Before leaving Oakland, Chris and I hiked up to the foot of a cell phone tower to a little known observation deck to look down on the town. We imagine it largely looks as it did 50 years ago. Maryland seems to take a special pride in its small towns and I have yet to see one lacking in character and civic efforts for preservation. Maryland’s small towns are the standard to which I hold all others to.
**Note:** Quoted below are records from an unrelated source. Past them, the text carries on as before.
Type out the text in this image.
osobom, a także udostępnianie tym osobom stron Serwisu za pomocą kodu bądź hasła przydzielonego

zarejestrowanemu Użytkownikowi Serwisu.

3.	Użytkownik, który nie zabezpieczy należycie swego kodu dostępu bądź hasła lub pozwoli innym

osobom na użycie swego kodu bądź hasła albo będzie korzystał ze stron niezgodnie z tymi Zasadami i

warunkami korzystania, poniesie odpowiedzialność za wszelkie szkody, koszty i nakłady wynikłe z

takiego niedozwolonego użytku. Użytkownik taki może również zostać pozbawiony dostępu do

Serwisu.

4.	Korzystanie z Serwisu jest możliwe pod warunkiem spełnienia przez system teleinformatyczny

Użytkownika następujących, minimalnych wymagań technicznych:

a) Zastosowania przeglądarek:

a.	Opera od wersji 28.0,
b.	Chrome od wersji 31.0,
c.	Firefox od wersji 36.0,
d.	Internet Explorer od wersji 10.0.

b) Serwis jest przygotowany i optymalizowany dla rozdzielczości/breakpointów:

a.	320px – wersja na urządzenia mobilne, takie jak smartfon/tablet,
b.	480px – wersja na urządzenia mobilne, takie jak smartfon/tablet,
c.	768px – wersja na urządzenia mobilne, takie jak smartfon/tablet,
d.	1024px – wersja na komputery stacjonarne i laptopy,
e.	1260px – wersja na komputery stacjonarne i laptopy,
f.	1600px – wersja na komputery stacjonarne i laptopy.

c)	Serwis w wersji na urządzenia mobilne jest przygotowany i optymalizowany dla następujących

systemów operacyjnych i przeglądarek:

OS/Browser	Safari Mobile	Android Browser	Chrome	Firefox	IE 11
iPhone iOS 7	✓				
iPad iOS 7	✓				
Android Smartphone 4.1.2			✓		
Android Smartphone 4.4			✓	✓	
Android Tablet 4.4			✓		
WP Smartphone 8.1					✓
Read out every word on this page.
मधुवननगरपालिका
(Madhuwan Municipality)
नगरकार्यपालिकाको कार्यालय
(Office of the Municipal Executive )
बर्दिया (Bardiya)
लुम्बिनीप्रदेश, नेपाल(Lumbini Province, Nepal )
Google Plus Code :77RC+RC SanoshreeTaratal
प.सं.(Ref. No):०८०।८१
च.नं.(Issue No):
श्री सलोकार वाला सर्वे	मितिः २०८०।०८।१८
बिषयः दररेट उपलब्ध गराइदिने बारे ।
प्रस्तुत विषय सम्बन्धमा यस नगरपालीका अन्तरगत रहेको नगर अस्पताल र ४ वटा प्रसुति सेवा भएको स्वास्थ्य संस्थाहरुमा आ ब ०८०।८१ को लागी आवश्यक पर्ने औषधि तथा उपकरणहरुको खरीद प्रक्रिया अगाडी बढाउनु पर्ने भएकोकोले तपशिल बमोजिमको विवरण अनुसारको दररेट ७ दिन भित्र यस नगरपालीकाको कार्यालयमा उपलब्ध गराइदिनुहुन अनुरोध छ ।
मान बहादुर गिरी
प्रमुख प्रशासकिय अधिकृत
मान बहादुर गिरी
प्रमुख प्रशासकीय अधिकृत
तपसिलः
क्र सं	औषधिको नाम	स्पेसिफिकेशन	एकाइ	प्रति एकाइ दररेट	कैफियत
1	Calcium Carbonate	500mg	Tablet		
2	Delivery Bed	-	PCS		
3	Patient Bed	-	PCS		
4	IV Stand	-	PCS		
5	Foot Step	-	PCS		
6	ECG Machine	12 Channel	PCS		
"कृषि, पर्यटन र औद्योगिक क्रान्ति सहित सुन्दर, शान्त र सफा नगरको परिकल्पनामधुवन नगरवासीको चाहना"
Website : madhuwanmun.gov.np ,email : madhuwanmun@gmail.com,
From Oakland we traveled into West Virginia where we would follow West Virginia Route 7 back to Morgantown. We stopped by Hopemont to see the Hopemont Hospital, originally established as a tuberculosis sanitarium now a long-term care facility operated by the state. The hospital campus is beautiful, featuring many large trees and grand old buildings. It is a relic of a very different time for medical care.
From Hopemont we enter Terra Alta, a town defined by it’s half-mile elevation and the steel rails passing along the edge of town. While visiting the Veteran’s Memorial Garden we heard the familiar sounds of an approaching train and ran across an open field to greet the train near the tracks. Once the short train passed we noticed an old concrete mile post, which did not match the current mile post, and a damaged wye marker.
Heading toward Kingwood we made a unique discovery, a roadside spring. This spring had evidently been around for some time as an antique trough sat next to where the spring emerged from a hose hanging on a tree stump. The water was delicious. Apparently many of the locals like to stop by and fill buckets and bottles from this spring.
Continuing on we crossed over the Cheat River and into Kingwood. Like Oakland, little has changed since the 1950s, although the vacant store fronts and crumbling sidewalks of some areas are in stark contrast to the neighborhoods surrounding central Oakland. While Oakland presents a nice image of days gone by, Kingwood and Masontown are images of modern hard times. Yet these communities still possess many redeeming qualities, most notably in their kind, resilient, and hardworking residents.
The last few miles into Morgantown follow Decker’s Creek. Across the creek is the Decker’s Creek Rail Trail. Here the canyon gets narrow in places as the hillsides are thickly covered with rhododendron. When in bloom it is surely an incredible sight to behold. Breaks in the density of rhododendron have been carved out where wide spots in the road allow for parking. Others making the best of their Saturday parked along the road and made their way to the cool waters of the creek to cool off.
As for us, we fixed a nice dinner at home and began to plan future daylong vacations. Work could be picked up tomorrow, it could wait a few more hours for my newly refreshed attention.